2025 Summer Residency

Watershed’s summer residency sessions offer artists uninterrupted time to focus on their practices in our state-of-the-art ceramics studio. During a session, up to eighteen artists form a creative community while living and working on campus. Participants enjoy 24-hour studio access, comfortable accommodations, and delicious meals.

Organizing artists develop the themes for each session and invite a small group of artists to anchor the session with them. Additional artists with an interest in the session theme then apply to join them for two weeks at Watershed.

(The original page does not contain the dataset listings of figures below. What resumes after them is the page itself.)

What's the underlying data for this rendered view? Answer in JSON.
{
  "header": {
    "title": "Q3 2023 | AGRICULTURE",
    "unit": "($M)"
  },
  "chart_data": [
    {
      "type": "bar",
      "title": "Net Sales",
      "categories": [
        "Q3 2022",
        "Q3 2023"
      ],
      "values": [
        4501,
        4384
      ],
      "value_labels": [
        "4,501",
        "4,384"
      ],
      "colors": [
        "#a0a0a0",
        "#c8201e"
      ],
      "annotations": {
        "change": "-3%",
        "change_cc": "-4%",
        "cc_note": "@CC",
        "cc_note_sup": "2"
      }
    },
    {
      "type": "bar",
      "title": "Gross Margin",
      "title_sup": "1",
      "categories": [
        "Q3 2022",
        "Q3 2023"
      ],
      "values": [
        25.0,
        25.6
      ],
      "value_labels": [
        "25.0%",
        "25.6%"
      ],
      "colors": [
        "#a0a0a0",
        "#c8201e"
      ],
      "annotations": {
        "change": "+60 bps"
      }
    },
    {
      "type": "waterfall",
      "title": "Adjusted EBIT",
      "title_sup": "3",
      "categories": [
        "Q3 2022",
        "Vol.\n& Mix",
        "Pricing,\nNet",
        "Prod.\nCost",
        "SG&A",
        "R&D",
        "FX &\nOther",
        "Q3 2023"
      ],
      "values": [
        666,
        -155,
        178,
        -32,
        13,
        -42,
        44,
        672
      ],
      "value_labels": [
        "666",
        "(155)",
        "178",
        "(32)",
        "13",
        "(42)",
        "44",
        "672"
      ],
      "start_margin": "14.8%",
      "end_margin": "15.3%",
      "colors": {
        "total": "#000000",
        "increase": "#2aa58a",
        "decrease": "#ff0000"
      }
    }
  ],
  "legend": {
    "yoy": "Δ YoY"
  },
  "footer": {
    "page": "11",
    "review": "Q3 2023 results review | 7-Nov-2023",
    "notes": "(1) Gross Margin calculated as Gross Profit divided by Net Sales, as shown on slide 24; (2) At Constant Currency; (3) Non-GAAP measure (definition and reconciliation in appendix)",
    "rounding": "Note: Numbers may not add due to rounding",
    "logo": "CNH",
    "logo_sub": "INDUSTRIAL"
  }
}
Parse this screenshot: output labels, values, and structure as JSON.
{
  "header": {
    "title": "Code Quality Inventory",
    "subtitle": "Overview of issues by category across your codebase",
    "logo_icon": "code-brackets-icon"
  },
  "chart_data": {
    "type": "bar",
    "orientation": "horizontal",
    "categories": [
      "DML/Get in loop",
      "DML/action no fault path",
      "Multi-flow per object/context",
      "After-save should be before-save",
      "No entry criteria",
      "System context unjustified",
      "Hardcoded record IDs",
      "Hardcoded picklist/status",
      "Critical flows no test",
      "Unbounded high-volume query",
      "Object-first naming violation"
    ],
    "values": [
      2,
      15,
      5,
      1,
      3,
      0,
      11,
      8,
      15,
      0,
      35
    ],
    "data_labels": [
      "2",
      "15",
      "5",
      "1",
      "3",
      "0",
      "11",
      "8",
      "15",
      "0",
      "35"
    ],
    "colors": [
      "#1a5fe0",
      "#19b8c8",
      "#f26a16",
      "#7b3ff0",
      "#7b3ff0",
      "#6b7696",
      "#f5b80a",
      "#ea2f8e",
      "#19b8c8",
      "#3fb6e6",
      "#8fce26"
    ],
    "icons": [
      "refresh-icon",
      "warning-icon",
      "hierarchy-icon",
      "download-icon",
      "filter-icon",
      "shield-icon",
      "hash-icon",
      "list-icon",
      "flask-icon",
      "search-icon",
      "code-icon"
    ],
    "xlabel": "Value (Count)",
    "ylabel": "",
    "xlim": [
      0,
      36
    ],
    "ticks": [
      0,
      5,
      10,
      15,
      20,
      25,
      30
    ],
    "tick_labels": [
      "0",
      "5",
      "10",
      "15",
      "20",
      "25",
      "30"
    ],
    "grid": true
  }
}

Find the 2025 summer session descriptions and the list of artists anchoring each session below. Access additional details on the summer residency, application process, scholarships, housing, food, and campus life via the sidebar links. The annual summer residency application deadline is February 1. Applicants will hear of their status by mid-March. 

APPLY HERE

Session I: Re-Mixed, June 2-13

Ashley Campbell

Organized by: Bianca MacPherson & Ashley Campbell

With:  Joey Nuñez, Lily Gray, Erika Port, Casey Burton, & Shea Burke

Re-Mixed is designed to bring together culturally blended artists, to explore, express, and celebrate their multifaceted identities through collaborative art practices. In a world that often seeks to categorize and simplify identity, culturally blended artists face unique challenges and opportunities in defining and expressing their cultural heritage. This residency aims to create a nurturing and dynamic environment where artists can engage in meaningful dialogue, share their diverse cultural backgrounds, and create innovative works that reflect their unique experiences and perspectives. This session provides a space where complex identities are not only acknowledged but embraced and celebrated.

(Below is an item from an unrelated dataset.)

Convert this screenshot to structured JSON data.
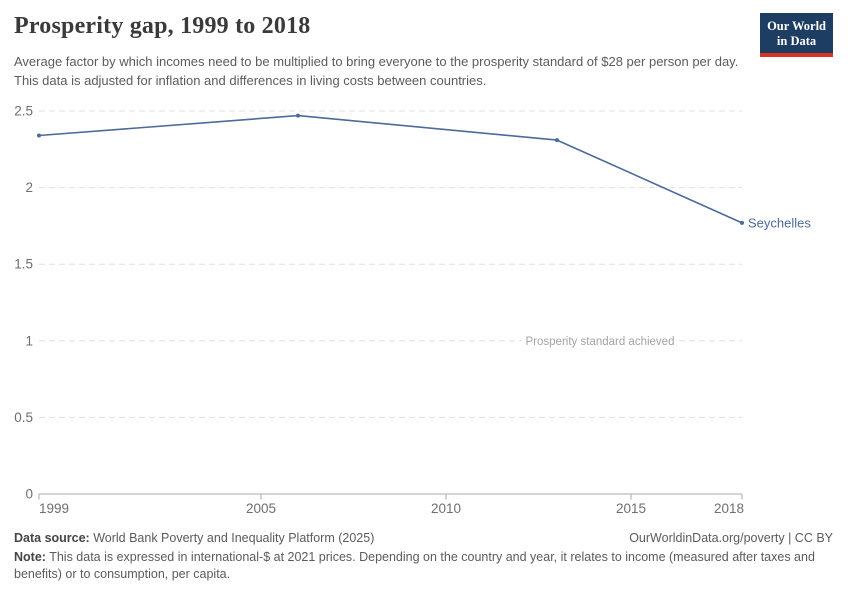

Session II: Pinch/Pull, June 16-27

Ming-Yue Oh

Organized by: Muriel Condon & Anela Ming-Yue Oh

With: Danqi Cai, Danielle O’Malley, Nicholas McDonald, & Serena Caffrey

Pinch/Pull invites artists to investigate the relationship between the impressionable surfaces of clay and the soft pulp of handmade paper. At once complementary and contradictory, clay and paper’s qualities combine to create infinite opportunity for play and learning that will transform one’s approach to each material. In this session, artists can engage in discussions about materials, artist theories, histories, and techniques. Artists will bring dried pulp and papermaking supplies to Watershed to discover the unbound potential of these materials. Through knowledge exchange and optional group critiques, this group will push the boundaries of traditional craft media as they create pieces and installations in the shared space.

Session III: To Be Announced, June 30-July 11

 

*SESSION THEME TO BE ANNOUNCED AT A LATER DATE*

Watershed is working to collaborate with artists on an exciting and innovative session!

Session IV: Foodways, July 21-August 1

Stephanie Rozene

Organized by: Stephanie Rozene

With: Sioux Bean, Ina Kaur, & Naomi Clement

Foodways is a term that refers to the eating habits and culinary practices of a culture, region, or historical period. This residency, inspired in part by Watershed’s long history of connecting clay with farm-to-table dining, invites participants to consider foodways through ceramic and cooking traditions. Both ceramic artists and chefs are welcomed in this session. They may choose to work individually or collaborate with each other, exploring the relationship between food, clay, and cooking.

Session V: Of Form and Function, August 4-15

Hannah Cameron

Organized by: Hannah Cameron

With: Carly Slade, Jennifer Arnold, Just Emerson, Jamie Bates, & Jon Green

Of Form and Function will explore “the vessel” and its vast definitions, uses, and implicit meaning. Our bodies are vessels. Cups and mugs are vessels. Townhomes, pickup trucks, lobster claws and hot sauce bottles are all vessels; as are lampshades, mailboxes, gravy boats and bowls. While at Watershed, this session will delve into individual and collaborative definitions of what makes a vessel and why. The group’s goal is to come out of this experience with new appreciation for each other’s identities and inspirations, with the hope of broadening and bettering individual artistic practice.

Session VI: Women Who Woodfire, August 18-29

Jody Johnstone

Organized by: Jody Johstone

With: Eileen Sackman, Andrea Dove, Christine Owen, Louise Harter & Lindsay Oesterritter

Women Who Woodfire aims to form a connected and cohesive group of women and femme nonbinary people centered around the collaborative process of woodfiring.  While more common nowadays, all-women firings are still a rare occurrence that produce a unique and special dynamic. Artists can expect lively discussions about woodfiring materials, forms, and kilns, as well as conversations about the complexities women face at different points in their life and ceramic careers.